On 31 March 1921 the miners were locked out, as they refused to agree to a wage cut and to the replacement of the uniform national wage agreement by district agreements. The miners appealed to their associates in the Triple Alliance, the railwaymen and transport workers, who declared a general railway and transport strike in their support. But on Friday 15 April – Black Friday – Jimmy Thomas of the NUR and Robert Williams and Ernest Bevin of the Transport Workers betrayed the miners and called the action off.
The miners, now completely on their own, struggled on for three months and then capitulated, accepting the owners’ terms. After the 1921 lock-out the average wage per shift worked went down to less than half what it was in the winter months of 1920-21. [15]
Throughout industry the employers’ attack was pressed home. Reductions were enforced on engineers, shipyard workers, builders, seamen (the ships’ cooks and stewards unsuccessfully struck), cotton operatives (after a general lock-out). By the end of 1921 wage-cuts averaging no less than eight shillings a week had been suffered by 6,000,000 workers. [16]
Before the termination of the miners’ strike on 4 July a great cotton lock-out took place ... Five hundred thousand workers were locked out from 3 June until 27 June when they resumed on the basis of four shillings and five pence reduction in the pound [22 per cent] on current wages.
Then came the turn of the workers in the engineering industry, who were involved in a fourteen weeks’ lock-out which began in March 1922. Hardly had this started when the shipbuilding workers were plunged into a defensive struggle against wage reductions. These were followed by the strike of the printing trades against a demand for 15 shillings a week reduction in wage rates. These defensive struggles continued in the various industries right through 1922. [17]

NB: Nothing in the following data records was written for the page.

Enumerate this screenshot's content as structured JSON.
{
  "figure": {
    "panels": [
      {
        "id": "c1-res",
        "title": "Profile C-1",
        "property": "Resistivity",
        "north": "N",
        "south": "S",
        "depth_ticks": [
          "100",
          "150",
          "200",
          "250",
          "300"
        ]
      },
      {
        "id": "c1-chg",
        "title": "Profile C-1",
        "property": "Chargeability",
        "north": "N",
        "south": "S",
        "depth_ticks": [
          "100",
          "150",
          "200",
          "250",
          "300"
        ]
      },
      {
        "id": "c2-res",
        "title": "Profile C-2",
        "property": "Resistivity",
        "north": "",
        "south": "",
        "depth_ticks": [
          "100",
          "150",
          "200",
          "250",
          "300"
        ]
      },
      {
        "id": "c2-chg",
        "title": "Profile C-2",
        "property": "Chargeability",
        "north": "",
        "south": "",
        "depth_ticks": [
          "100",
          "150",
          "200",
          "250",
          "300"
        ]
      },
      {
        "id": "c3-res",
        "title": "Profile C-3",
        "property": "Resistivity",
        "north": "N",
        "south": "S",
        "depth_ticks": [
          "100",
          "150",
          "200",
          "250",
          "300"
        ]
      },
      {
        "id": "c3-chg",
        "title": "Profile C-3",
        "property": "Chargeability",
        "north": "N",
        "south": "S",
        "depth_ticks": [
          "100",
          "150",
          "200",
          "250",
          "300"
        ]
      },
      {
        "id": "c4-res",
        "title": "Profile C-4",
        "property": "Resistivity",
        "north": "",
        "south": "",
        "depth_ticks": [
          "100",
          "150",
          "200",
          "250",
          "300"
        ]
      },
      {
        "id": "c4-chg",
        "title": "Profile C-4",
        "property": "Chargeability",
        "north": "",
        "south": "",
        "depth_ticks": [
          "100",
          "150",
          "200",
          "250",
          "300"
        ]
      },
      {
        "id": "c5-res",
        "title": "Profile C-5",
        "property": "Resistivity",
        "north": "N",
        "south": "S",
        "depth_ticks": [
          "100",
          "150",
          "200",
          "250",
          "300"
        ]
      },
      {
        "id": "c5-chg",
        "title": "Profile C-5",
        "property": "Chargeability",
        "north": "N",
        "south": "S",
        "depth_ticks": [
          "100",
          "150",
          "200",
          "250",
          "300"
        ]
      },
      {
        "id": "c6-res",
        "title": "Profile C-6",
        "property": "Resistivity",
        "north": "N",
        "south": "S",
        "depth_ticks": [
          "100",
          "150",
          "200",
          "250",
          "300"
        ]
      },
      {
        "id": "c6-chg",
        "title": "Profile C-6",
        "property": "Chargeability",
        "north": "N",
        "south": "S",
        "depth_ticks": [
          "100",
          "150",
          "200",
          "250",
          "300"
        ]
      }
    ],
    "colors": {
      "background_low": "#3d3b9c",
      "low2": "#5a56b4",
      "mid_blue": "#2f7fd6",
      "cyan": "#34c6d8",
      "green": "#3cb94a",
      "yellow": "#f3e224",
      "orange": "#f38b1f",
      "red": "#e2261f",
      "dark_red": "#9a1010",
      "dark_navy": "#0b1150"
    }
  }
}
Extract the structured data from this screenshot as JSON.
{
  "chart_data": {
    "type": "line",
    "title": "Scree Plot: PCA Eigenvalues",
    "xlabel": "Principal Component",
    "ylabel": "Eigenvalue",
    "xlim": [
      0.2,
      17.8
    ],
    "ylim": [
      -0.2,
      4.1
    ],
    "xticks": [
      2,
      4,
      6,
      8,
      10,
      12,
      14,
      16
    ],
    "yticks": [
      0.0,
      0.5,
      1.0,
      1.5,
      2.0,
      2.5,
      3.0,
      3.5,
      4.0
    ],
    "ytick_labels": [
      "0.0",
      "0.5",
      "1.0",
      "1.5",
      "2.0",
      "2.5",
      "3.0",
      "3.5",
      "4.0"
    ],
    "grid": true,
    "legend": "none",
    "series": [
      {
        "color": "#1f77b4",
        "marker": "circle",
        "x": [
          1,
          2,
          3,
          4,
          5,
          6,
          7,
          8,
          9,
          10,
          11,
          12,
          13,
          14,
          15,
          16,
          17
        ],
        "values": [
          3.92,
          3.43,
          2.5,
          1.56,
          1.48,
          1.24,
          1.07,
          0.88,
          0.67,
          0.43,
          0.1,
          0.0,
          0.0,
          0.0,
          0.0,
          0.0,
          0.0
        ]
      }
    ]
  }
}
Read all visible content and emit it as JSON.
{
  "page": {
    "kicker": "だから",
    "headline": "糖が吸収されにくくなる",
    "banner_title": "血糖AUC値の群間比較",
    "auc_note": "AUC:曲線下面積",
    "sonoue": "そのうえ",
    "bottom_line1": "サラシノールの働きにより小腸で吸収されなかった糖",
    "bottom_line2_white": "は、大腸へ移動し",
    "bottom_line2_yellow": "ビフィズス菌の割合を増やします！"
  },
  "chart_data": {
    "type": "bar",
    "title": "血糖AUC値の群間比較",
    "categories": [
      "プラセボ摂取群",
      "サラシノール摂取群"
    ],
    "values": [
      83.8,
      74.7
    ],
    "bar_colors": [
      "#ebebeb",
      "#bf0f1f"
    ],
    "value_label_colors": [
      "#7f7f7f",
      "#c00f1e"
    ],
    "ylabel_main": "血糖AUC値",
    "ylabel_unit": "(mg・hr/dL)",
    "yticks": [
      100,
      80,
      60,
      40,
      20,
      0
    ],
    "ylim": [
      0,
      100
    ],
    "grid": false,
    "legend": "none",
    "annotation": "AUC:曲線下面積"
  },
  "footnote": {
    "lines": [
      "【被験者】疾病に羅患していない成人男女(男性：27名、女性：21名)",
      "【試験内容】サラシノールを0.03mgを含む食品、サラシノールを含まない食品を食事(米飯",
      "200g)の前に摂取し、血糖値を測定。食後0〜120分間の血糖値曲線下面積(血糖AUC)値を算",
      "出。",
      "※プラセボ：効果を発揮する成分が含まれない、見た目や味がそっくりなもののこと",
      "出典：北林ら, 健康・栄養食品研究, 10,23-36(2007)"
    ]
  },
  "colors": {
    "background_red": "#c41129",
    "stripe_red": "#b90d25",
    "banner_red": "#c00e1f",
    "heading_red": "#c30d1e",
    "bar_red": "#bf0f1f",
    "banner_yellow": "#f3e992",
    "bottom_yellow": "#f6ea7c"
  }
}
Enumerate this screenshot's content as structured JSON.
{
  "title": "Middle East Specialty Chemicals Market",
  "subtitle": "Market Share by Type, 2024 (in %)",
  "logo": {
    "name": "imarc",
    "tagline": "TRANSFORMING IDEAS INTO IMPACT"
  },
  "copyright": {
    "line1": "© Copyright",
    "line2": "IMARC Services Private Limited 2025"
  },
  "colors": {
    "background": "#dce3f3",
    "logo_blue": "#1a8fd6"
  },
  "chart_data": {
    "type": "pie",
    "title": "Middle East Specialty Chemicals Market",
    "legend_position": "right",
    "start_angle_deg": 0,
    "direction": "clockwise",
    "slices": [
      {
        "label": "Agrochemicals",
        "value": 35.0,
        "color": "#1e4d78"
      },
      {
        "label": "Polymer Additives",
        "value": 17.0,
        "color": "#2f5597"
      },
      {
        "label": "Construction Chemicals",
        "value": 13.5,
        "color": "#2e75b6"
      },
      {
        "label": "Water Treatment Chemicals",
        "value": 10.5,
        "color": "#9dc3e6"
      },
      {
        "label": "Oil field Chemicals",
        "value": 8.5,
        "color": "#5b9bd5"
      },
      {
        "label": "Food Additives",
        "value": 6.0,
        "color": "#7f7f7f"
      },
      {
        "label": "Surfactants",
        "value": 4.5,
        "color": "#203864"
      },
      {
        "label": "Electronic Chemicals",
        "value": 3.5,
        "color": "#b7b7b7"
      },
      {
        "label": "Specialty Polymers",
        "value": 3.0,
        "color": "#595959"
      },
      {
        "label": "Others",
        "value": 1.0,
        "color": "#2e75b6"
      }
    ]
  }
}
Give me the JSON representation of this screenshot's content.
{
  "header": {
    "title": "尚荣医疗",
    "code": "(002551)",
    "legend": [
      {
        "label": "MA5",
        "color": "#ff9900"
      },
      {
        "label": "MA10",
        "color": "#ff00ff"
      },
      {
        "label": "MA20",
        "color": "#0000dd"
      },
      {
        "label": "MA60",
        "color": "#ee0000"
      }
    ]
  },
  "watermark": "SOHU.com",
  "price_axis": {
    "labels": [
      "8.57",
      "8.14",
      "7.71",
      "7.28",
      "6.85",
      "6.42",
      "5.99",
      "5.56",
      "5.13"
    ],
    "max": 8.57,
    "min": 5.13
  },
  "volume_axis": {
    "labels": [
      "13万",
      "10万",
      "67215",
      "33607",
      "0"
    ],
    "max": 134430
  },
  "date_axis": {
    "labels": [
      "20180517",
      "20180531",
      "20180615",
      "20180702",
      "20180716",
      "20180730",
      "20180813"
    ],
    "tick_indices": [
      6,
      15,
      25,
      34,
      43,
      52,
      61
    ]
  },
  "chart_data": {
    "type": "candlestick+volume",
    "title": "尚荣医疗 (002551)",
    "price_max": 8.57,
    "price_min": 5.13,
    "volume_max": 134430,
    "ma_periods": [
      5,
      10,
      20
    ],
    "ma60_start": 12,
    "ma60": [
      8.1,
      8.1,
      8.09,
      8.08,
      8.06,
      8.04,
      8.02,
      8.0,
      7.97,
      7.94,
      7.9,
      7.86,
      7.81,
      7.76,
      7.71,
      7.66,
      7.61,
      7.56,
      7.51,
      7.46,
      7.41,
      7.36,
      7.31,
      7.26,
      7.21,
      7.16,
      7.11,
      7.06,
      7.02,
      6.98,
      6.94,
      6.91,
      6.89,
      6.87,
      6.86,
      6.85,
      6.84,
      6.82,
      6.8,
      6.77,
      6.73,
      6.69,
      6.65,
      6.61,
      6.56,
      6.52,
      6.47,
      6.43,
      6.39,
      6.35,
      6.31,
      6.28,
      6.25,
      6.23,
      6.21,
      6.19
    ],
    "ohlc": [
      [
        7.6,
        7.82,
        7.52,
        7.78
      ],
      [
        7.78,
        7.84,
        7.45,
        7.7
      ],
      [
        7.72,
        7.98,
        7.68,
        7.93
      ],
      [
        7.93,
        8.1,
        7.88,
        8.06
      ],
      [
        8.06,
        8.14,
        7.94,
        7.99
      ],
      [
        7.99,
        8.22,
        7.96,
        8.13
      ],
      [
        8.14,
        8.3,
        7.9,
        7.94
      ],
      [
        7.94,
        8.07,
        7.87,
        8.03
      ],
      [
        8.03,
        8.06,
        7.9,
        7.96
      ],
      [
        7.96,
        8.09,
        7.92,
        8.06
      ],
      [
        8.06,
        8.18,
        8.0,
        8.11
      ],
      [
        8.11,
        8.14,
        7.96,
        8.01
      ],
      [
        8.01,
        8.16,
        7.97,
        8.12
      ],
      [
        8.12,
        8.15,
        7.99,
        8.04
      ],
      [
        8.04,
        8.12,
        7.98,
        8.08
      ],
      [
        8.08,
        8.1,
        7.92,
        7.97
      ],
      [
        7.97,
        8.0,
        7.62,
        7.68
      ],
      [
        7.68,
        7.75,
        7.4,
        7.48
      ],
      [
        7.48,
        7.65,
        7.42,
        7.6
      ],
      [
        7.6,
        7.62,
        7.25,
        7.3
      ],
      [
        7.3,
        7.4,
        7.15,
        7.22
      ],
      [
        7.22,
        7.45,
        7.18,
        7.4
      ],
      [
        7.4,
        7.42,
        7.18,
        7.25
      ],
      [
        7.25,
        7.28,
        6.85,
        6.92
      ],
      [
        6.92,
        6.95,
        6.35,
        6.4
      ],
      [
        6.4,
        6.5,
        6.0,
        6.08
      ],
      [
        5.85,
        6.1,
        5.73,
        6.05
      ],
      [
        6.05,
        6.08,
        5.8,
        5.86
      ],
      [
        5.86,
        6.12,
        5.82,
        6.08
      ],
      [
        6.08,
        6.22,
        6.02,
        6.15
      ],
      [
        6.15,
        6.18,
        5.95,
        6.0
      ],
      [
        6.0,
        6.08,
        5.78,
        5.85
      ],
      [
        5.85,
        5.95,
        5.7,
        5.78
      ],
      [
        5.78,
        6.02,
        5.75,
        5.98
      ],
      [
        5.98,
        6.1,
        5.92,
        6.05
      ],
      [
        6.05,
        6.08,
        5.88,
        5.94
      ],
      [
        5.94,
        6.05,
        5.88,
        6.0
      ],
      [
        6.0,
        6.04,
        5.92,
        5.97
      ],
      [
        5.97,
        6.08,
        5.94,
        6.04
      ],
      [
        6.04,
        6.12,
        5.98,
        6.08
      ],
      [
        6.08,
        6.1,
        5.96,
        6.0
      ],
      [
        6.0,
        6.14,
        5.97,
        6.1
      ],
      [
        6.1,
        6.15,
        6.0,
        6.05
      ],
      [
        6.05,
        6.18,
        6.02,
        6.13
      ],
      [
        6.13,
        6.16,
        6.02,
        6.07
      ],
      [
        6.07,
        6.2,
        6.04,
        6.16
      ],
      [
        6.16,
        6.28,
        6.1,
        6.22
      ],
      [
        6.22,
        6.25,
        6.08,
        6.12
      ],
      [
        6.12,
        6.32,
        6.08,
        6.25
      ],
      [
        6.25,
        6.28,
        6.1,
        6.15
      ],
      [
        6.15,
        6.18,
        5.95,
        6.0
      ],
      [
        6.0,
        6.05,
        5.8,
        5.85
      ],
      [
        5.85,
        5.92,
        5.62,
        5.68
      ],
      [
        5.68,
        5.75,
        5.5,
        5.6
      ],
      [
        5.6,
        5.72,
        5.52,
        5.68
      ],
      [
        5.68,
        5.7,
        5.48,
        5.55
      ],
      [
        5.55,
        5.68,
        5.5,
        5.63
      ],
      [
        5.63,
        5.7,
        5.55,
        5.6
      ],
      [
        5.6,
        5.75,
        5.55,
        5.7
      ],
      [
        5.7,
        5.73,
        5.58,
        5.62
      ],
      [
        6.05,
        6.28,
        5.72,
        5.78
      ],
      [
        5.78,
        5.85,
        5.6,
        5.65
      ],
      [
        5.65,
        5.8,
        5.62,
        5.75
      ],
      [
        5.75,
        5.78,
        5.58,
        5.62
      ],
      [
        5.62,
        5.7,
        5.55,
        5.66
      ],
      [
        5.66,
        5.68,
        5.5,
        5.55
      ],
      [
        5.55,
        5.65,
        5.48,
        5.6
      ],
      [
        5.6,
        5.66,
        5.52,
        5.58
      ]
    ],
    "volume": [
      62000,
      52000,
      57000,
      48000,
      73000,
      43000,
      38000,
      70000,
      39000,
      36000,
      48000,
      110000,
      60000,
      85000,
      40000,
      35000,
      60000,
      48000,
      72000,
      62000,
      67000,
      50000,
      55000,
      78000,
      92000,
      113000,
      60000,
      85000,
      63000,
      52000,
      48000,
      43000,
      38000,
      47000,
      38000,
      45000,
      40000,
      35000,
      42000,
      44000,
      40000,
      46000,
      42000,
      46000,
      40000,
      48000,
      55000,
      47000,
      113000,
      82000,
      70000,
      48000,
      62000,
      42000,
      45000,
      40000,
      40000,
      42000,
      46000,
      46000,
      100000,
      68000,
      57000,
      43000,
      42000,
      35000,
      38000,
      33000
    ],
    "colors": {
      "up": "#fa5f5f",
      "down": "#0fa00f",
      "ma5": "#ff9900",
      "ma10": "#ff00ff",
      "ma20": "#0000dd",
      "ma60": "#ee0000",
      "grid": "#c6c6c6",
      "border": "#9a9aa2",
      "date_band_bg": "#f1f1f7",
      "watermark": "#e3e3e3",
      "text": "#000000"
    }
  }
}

The downturn in the class struggle led to a weakening of the power of the rank and file in the face of the employers and increasing dependence on the trade union bureaucracy.
By far the strongest shop stewards’ organisation during the war existed in the engineering industry. In 1919 the defeat of the 40-hours strike put an end to this power. As J.T. Murphy put it:
independent activity of the trade unions and the re-transfer of workers from the engineering industry and the dismissal of active shop stewards readily reduced the shop stewards’ committees to propaganda bodies within the unions. [18]
The 1922 lockout of engineers killed the shop stewards’ movement stone dead. As Murphy explained to the Fourth Congress of the Comintern (November 1922):
In England we have had a powerful shop stewards’ movement. But it can and only does exist in given objective conditions. These necessary conditions at the moment in England do not exist ... You cannot build factory organisations in empty and depleted workshops, while you have a great reservoir of unemployed workers. [19]
The massive retreat of the working class after 1919 affected the rank and file’s independence from the trade union bureaucracy. Such independence is a function of the confidence of workers in the face of the employers.
1. The Worker, 1 February 1919.
2. Murphy, Preparing for Power, pp. 176–7.
3. Solidarity, January 1919.
4. British Government Cabinet Papers, CAB 23/9, WC 514/9.
5. CAB 23/9, WC 518 (6).
6. CAB 23/9, WC 522.
7. CAB 23/9, WC 525(1).
8. British Labour Statistics, Historical Abstract 1886-1968 (London 1971), table 196.
9. G.A. Phillips, The Triple Alliance in 1914, in Economic History Review, February 1971, p. 63.
10. G. Blaxland, J.H. Thomas: A Life for Unity (London 1964), p. 121.
11. Allen Hutt, The Post-war History of the British Working Class (London 1972), p. 18.
12. F. Hodges, My Adventures as a Labour Leader (London 1925), p. 90.
13. N. Edwards, History of the South Wales Miners Federation (London 1938), p. 116.
14. TUC Annual Report 1919, pp. 263–6.
15. Robin Page-Arnot, The Miners’ Year of Struggle (London 1953), p. 339.
16. Hutt, page 62.
17. Murphy, Preparing for Power, pp. 213–4.
18. Murphy, Preparing for Power, pp. 207–8.
19. Fourth Congress of the Communist International (London 1923), p. 62.